Exceptions

Exceptions… allow error handling to be organized cleanly in a central or high-level place within the program structure.

— Doug Hellmann, Python Exception Handling Techniques

Exception handling in REST framework views

REST framework's views handle various exceptions, and deal with returning appropriate error responses.

The handled exceptions are:

  • Subclasses of APIException raised inside REST framework.
  • Django's Http404 exception.
  • Django's PermissionDenied exception.

In each case, REST framework will return a response with an appropriate status code and content-type. The body of the response will include any additional details regarding the nature of the error.

By default all error responses will include a key details in the body of the response, but other keys may also be included.

For example, the following request:

DELETE http://api.example.com/foo/bar HTTP/1.1
Accept: application/json

Might receive an error response indicating that the DELETE method is not allowed on that resource:

HTTP/1.1 405 Method Not Allowed
Content-Type: application/json; charset=utf-8
Content-Length: 42

{"detail": "Method 'DELETE' not allowed."}

API Reference

APIException

Signature: APIException(detail=None)

The base class for all exceptions raised inside REST framework.

To provide a custom exception, subclass APIException and set the .status_code and .detail properties on the class.

ParseError

Signature: ParseError(detail=None)

Raised if the request contains malformed data when accessing request.DATA or request.FILES.

By default this exception results in a response with the HTTP status code "400 Bad Request".

AuthenticationFailed

Signature: AuthenticationFailed(detail=None)

Raised when an incoming request includes incorrect authentication.

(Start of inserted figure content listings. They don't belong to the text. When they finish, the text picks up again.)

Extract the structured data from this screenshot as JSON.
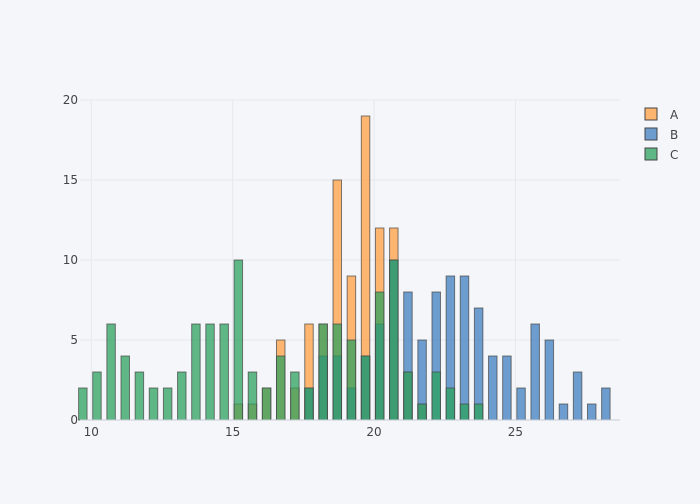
{
  "chart_data": {
    "type": "bar",
    "title": "",
    "xlabel": "",
    "ylabel": "",
    "xlim": [
      9.6,
      28.7
    ],
    "ylim": [
      0,
      20
    ],
    "x_ticks": [
      10,
      15,
      20,
      25
    ],
    "y_ticks": [
      0,
      5,
      10,
      15,
      20
    ],
    "grid": true,
    "legend_position": "top-right",
    "bin_width": 0.3,
    "series": [
      {
        "name": "A",
        "color": "#ff9f40",
        "points": [
          {
            "x": 15.2,
            "y": 1
          },
          {
            "x": 15.7,
            "y": 1
          },
          {
            "x": 16.2,
            "y": 2
          },
          {
            "x": 16.7,
            "y": 5
          },
          {
            "x": 17.2,
            "y": 2
          },
          {
            "x": 17.7,
            "y": 6
          },
          {
            "x": 18.2,
            "y": 6
          },
          {
            "x": 18.7,
            "y": 15
          },
          {
            "x": 19.2,
            "y": 9
          },
          {
            "x": 19.7,
            "y": 19
          },
          {
            "x": 20.2,
            "y": 12
          },
          {
            "x": 20.7,
            "y": 12
          },
          {
            "x": 21.2,
            "y": 3
          },
          {
            "x": 21.7,
            "y": 1
          }
        ]
      },
      {
        "name": "B",
        "color": "#3f7fbf",
        "points": [
          {
            "x": 17.7,
            "y": 2
          },
          {
            "x": 18.2,
            "y": 4
          },
          {
            "x": 18.7,
            "y": 4
          },
          {
            "x": 19.2,
            "y": 2
          },
          {
            "x": 19.7,
            "y": 4
          },
          {
            "x": 20.2,
            "y": 6
          },
          {
            "x": 20.7,
            "y": 10
          },
          {
            "x": 21.2,
            "y": 8
          },
          {
            "x": 21.7,
            "y": 5
          },
          {
            "x": 22.2,
            "y": 8
          },
          {
            "x": 22.7,
            "y": 9
          },
          {
            "x": 23.2,
            "y": 9
          },
          {
            "x": 23.7,
            "y": 7
          },
          {
            "x": 24.2,
            "y": 4
          },
          {
            "x": 24.7,
            "y": 4
          },
          {
            "x": 25.2,
            "y": 2
          },
          {
            "x": 25.7,
            "y": 6
          },
          {
            "x": 26.2,
            "y": 5
          },
          {
            "x": 26.7,
            "y": 1
          },
          {
            "x": 27.2,
            "y": 3
          },
          {
            "x": 27.7,
            "y": 1
          },
          {
            "x": 28.2,
            "y": 2
          }
        ]
      },
      {
        "name": "C",
        "color": "#2ca25f",
        "points": [
          {
            "x": 9.7,
            "y": 2
          },
          {
            "x": 10.2,
            "y": 3
          },
          {
            "x": 10.7,
            "y": 6
          },
          {
            "x": 11.2,
            "y": 4
          },
          {
            "x": 11.7,
            "y": 3
          },
          {
            "x": 12.2,
            "y": 2
          },
          {
            "x": 12.7,
            "y": 2
          },
          {
            "x": 13.2,
            "y": 3
          },
          {
            "x": 13.7,
            "y": 6
          },
          {
            "x": 14.2,
            "y": 6
          },
          {
            "x": 14.7,
            "y": 6
          },
          {
            "x": 15.2,
            "y": 10
          },
          {
            "x": 15.7,
            "y": 3
          },
          {
            "x": 16.2,
            "y": 2
          },
          {
            "x": 16.7,
            "y": 4
          },
          {
            "x": 17.2,
            "y": 3
          },
          {
            "x": 17.7,
            "y": 2
          },
          {
            "x": 18.2,
            "y": 6
          },
          {
            "x": 18.7,
            "y": 6
          },
          {
            "x": 19.2,
            "y": 5
          },
          {
            "x": 19.7,
            "y": 4
          },
          {
            "x": 20.2,
            "y": 8
          },
          {
            "x": 20.7,
            "y": 10
          },
          {
            "x": 21.2,
            "y": 3
          },
          {
            "x": 21.7,
            "y": 1
          },
          {
            "x": 22.2,
            "y": 3
          },
          {
            "x": 22.7,
            "y": 2
          },
          {
            "x": 23.2,
            "y": 1
          },
          {
            "x": 23.7,
            "y": 1
          }
        ]
      }
    ]
  }
}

By default this exception results in a response with the HTTP status code "401 Unauthenticated", but it may also result in a "403 Forbidden" response, depending on the authentication scheme in use. See the authentication documentation for more details.

NotAuthenticated

Signature: NotAuthenticated(detail=None)

Raised when an unauthenticated request fails the permission checks.

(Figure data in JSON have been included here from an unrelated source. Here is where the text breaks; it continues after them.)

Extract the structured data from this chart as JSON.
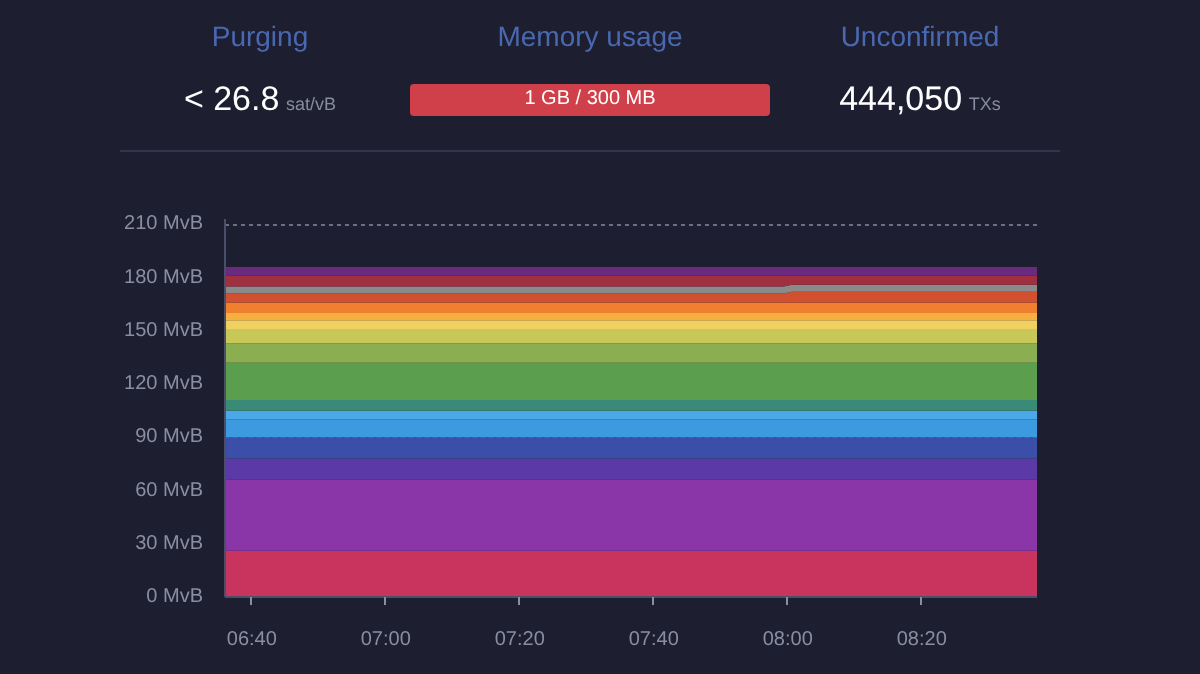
{
  "chart_data": [
    {
      "type": "other",
      "annotations": [
        "Purging",
        "< 26.8",
        "sat/vB",
        "Memory usage",
        "1 GB / 300 MB",
        "Unconfirmed",
        "444,050",
        "TXs"
      ]
    },
    {
      "type": "area",
      "stacked": true,
      "x": [
        6.6,
        7.99,
        8.01,
        8.62
      ],
      "series": [
        {
          "color": "#c8345e",
          "values": [
            26,
            26,
            26,
            26
          ]
        },
        {
          "color": "#8a35a8",
          "values": [
            40,
            40,
            40,
            40
          ]
        },
        {
          "color": "#5b3aa8",
          "values": [
            12,
            12,
            12,
            12
          ]
        },
        {
          "color": "#3b4ea8",
          "values": [
            12,
            12,
            12,
            12
          ]
        },
        {
          "color": "#3c9ae0",
          "values": [
            10,
            10,
            10,
            10
          ]
        },
        {
          "color": "#4aa8e8",
          "values": [
            5,
            5,
            5,
            5
          ]
        },
        {
          "color": "#3a8a78",
          "values": [
            6,
            6,
            6,
            6
          ]
        },
        {
          "color": "#5a9e4e",
          "values": [
            21,
            21,
            21,
            21
          ]
        },
        {
          "color": "#8aae50",
          "values": [
            11,
            11,
            11,
            11
          ]
        },
        {
          "color": "#c8c858",
          "values": [
            8,
            8,
            8,
            8
          ]
        },
        {
          "color": "#f0d060",
          "values": [
            5,
            5,
            5,
            5
          ]
        },
        {
          "color": "#f5b040",
          "values": [
            4,
            4,
            4,
            4
          ]
        },
        {
          "color": "#f08030",
          "values": [
            6,
            6,
            6,
            6
          ]
        },
        {
          "color": "#d05030",
          "values": [
            5,
            5,
            6,
            6
          ]
        },
        {
          "color": "#8a8a8a",
          "values": [
            4,
            4,
            4,
            4
          ]
        },
        {
          "color": "#a03040",
          "values": [
            6,
            6,
            5,
            5
          ]
        },
        {
          "color": "#6a2a80",
          "values": [
            5,
            5,
            5,
            5
          ]
        }
      ],
      "xlim": [
        6.6,
        8.62
      ],
      "ylim": [
        0,
        213
      ],
      "xticks": [
        {
          "value": 6.6667,
          "label": "06:40"
        },
        {
          "value": 7,
          "label": "07:00"
        },
        {
          "value": 7.3333,
          "label": "07:20"
        },
        {
          "value": 7.6667,
          "label": "07:40"
        },
        {
          "value": 8,
          "label": "08:00"
        },
        {
          "value": 8.3333,
          "label": "08:20"
        }
      ],
      "yticks": [
        {
          "value": 0,
          "label": "0 MvB"
        },
        {
          "value": 30,
          "label": "30 MvB"
        },
        {
          "value": 60,
          "label": "60 MvB"
        },
        {
          "value": 90,
          "label": "90 MvB"
        },
        {
          "value": 120,
          "label": "120 MvB"
        },
        {
          "value": 150,
          "label": "150 MvB"
        },
        {
          "value": 180,
          "label": "180 MvB"
        },
        {
          "value": 210,
          "label": "210 MvB"
        }
      ],
      "grid": "y"
    }
  ]
}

By default this exception results in a response with the HTTP status code "401 Unauthenticated", but it may also result in a "403 Forbidden" response, depending on the authentication scheme in use. See the authentication documentation for more details.

PermissionDenied

Signature: PermissionDenied(detail=None)

Raised when an authenticated request fails the permission checks.

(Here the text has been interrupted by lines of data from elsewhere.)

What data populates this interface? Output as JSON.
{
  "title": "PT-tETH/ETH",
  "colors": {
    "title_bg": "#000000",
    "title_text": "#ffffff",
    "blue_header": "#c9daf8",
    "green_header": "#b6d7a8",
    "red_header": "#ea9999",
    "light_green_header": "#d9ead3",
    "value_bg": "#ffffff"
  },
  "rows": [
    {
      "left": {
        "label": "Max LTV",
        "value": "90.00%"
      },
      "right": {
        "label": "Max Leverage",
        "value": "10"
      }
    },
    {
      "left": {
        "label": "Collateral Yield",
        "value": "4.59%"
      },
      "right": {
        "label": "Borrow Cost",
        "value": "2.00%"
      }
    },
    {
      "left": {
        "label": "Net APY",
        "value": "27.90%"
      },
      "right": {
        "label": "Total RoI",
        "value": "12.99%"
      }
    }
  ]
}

By default this exception results in a response with the HTTP status code "403 Forbidden".

MethodNotAllowed

Signature: MethodNotAllowed(method, detail=None)

Raised when an incoming request occurs that does not map to a handler method on the view.

By default this exception results in a response with the HTTP status code "405 Method Not Allowed".

UnsupportedMediaType

Signature: UnsupportedMediaType(media_type, detail=None)

Raised if there are no parsers that can handle the content type of the request data when accessing request.DATA or request.FILES.

By default this exception results in a response with the HTTP status code "415 Unsupported Media Type".

Throttled

Signature: Throttled(wait=None, detail=None)

Raised when an incoming request fails the throttling checks.

By default this exception results in a response with the HTTP status code "429 Too Many Requests".